Мужчине на фронте (хотя Поль стал мужчиной совсем недавно в ее собственных объятиях во время первой побывки) всегда тяжело, она помнила эти разговоры еще дома, в Москве. Причем тяжело и без женщин тоже. Там рядом всегда находятся женщины, способные скрасить тяжелые ночи и тоску по дому.
Как не хотелось об этом думать, представлять доступную женщину, действительно скрашивающую жизнь Полю.
Но ничего этого тогда не произошло – слабое здоровье Поля не выдержало первого же испытания, уже через месяц он снова оказался на больничной койке. Гала помчалась к любимому – ухаживать, выхаживать, поддерживать.
У Поля отпуск по болезни – целых двадцать дней вдвоем, настоящий медовый месяц!
Клеман Грендель вернулся в Париж и предпочел бы видеть сына и сноху дома, но Гала легко убедила всех, что Полю куда полезней пить парное молоко и дышать свежим воздухом, а не кашлять в полутьме квартиры на улице Ордене.
Когда отпуск подходил к концу, Гала тайно написала мадам Гренель, что постарается снова уложить мужа на больничную койку, это куда лучше, чем сырая земля.
Так и произошло, едва успев появиться в полку, Эжен Грендель снова слег.
Бесконечные госпитали привели к переводу во вспомогательную службу, как совсем недавно Клеман Грендель, Поль теперь учитывал военные мучные запасы. Помог ли в таком определении сына в тылу сам Грендель, неизвестно, но вполне вероятно.
Гала была благодарна свекру за такую заботу, потому что наступило счастливое время. Она перебралась в Лион к мужу и делала все, чтобы его быт вне службы был максимально удобным.
Где-то далеко в России царь отрекся от престола, бушевали революционные страсти, армия разваливалась, как разваливалось все остальное. Мама все же изыскивала возможность присылать Гале пятьдесят франков в месяц на жизнь. Еще семьдесят пять добавляли Грендели. Когда Гала переехала в Лион, пришлось выделять больше, хотя бизнес Клемана Гренделя терпел убытки, война не лучшее время, чтобы выгодно заниматься перепродажей земли.

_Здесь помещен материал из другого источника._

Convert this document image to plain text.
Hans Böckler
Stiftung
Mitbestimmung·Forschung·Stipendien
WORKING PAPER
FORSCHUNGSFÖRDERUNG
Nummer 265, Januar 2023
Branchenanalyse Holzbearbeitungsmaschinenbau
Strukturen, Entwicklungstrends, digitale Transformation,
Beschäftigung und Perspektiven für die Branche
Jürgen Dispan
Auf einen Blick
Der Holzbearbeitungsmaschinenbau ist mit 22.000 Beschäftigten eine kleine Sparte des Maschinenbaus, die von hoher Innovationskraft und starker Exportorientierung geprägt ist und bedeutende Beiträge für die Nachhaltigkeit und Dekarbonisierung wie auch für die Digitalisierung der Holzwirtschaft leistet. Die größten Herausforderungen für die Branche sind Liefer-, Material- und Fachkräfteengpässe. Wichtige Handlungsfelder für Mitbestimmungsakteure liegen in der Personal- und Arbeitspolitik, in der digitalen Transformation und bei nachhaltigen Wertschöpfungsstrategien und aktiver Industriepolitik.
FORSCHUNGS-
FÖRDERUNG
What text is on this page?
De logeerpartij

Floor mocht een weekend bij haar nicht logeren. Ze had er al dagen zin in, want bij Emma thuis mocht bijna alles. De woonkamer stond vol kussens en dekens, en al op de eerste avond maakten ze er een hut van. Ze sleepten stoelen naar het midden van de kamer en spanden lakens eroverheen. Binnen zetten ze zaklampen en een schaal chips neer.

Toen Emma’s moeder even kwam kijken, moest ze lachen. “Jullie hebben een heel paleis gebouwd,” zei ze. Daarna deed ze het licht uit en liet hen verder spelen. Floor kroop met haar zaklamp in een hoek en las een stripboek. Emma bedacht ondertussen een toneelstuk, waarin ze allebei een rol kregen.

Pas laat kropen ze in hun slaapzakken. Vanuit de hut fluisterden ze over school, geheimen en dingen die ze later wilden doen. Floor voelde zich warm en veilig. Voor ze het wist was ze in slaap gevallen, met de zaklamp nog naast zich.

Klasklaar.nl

Революция на Родине, война в Европе… А они каждый вечер вдвоем в небольшой комнатке на бульваре Либерте читали друг другу стихи и мечтали о будущем – обязательно светлом и счастливом, а каком именно, неважно.
– Лишь бы ты был здоров, любимый.
Это стало единственной заботой Галы, она не уставала повторять Полю, как делала и раньше: я – это ты, ты отвечаешь за двоих, ведь без тебя меня тоже не будет.
Беременность Галы не примирила ее с родителями Поля, Клеман Грендель так и остался убежденным противником брака своего сына с «этой русской» до окончания войны и обустройства Эжена в жизни. Рождение ребенка означало, что содержать теперь придется троих, ведь Эжен хоть и служил в армии, но на фронте не был и жил практически на средства папаши.
Гала вовсе не мечтала о ребенке, но решила, что надо родить сына и обязательно назвать его Пьером. Поль мечтал о дочери, которую назовут нежным именем Сесиль.
Клеман и Жанна-Мария Грендели не мечтали ни о чем, кроме как об окончании проклятой войны.
В ноябре Клеман Грендель вернулся домой возбужденный. Поскольку хороших новостей с фронта ждать не стоило, женщины перепугались. Грендель бросил на стол газету со словами:
– В твоей России революция!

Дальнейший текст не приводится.